ADDITIONAL INDUSTRY ACTIONS
- ABB E-mobility is adding 125 jobs across its operations this year alone, including at two new facilities. In Sugarland, Texas, they are opening a training center where ABB will provide authorized service partners with hands on training for servicing and maintaining EV chargers. In Southern California, ABB E-mobility is opening a product development and research facility where it will design, develop, and test EV chargers for the U.S. market.
- ChargePoint, a leading EV charging network, is expanding its partnership with SMTC Corporation to expand DCFC production, establish a manufacturing line for Level 2 chargers at their Milpitas, CA, facility, and create approximately 250 new manufacturing jobs. The expanded facility will be able to produce 10,000 DCFC dispensers and 10,000 Level 2 chargers by 2026.
- FLO, a North American EV charging network operator and smart charging solutions provider, announced a $3 million investment in its first U.S. assembly facility located in Auburn Hills, Michigan earlier this month. By 2028, the facility will produce upwards of 30,000 Buy America compliant charging stations and fast chargers annually, create upwards of 730 jobs, and bolster Michigan’s economy by $76 million.
- Tesla is making investments at its Gigafactory in Buffalo, New York to support the deployment of new fast charging stations to add to its fast-charging network. More than 1,600 employees work at Giga New York producing the Tesla Solar Roof and Supercharger stations, which are capable of charging vehicles up to 250 kW. Tesla is expanding production capacity of power electronics components that convert alternating current to direct current, charging cabinets, posts and cables.

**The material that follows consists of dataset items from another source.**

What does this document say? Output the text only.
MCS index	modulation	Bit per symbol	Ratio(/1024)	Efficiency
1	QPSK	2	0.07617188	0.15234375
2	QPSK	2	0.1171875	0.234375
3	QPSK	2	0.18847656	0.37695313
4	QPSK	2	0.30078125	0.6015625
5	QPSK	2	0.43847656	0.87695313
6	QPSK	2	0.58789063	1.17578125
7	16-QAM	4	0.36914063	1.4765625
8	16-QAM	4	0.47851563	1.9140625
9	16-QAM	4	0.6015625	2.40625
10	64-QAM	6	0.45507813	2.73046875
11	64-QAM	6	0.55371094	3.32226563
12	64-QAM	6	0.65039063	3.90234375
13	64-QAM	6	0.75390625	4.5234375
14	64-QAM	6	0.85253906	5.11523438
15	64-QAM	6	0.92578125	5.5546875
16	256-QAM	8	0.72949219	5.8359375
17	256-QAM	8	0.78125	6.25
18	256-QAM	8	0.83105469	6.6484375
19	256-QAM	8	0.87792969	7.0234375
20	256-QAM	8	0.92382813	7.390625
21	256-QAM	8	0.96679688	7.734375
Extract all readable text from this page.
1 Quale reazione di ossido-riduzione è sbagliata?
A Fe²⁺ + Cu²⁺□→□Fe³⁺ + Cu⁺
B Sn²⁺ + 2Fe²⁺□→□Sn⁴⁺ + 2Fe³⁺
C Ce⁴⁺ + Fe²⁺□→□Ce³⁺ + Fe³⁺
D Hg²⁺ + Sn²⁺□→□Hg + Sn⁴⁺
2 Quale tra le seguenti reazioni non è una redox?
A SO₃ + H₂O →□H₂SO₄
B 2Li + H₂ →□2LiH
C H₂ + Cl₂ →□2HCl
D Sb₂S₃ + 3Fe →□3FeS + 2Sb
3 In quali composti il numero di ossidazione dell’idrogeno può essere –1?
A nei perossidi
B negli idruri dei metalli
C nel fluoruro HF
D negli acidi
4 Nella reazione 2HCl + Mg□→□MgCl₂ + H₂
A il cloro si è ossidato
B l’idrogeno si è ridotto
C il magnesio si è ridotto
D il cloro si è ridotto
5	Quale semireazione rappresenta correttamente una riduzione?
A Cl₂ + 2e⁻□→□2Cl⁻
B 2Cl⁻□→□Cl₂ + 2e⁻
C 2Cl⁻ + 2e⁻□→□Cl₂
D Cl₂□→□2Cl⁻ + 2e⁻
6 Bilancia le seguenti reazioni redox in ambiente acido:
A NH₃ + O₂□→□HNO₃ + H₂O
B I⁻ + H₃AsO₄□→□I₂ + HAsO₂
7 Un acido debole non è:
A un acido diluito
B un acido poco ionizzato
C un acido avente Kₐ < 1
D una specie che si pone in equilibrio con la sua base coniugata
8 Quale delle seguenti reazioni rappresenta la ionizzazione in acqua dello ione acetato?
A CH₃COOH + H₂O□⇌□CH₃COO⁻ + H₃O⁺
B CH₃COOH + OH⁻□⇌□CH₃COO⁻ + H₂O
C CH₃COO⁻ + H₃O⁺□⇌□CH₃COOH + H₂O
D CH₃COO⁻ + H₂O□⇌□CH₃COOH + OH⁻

Later this year, Tesla will begin production of new Supercharger equipment that will enable non-Tesla EV drivers in North America to use Tesla Superchargers.
- Tritium, who previously announced a Tennessee EV charger manufacturing facility at a White House event with President Biden, is accelerating its production schedule to manufacture DC fast chargers in the third quarter of 2022. They also plan to build their first Buy America chargers in early 2023. This facility will create more than 500 local jobs and will be capable of producing up to 30,000 fast charger units per year.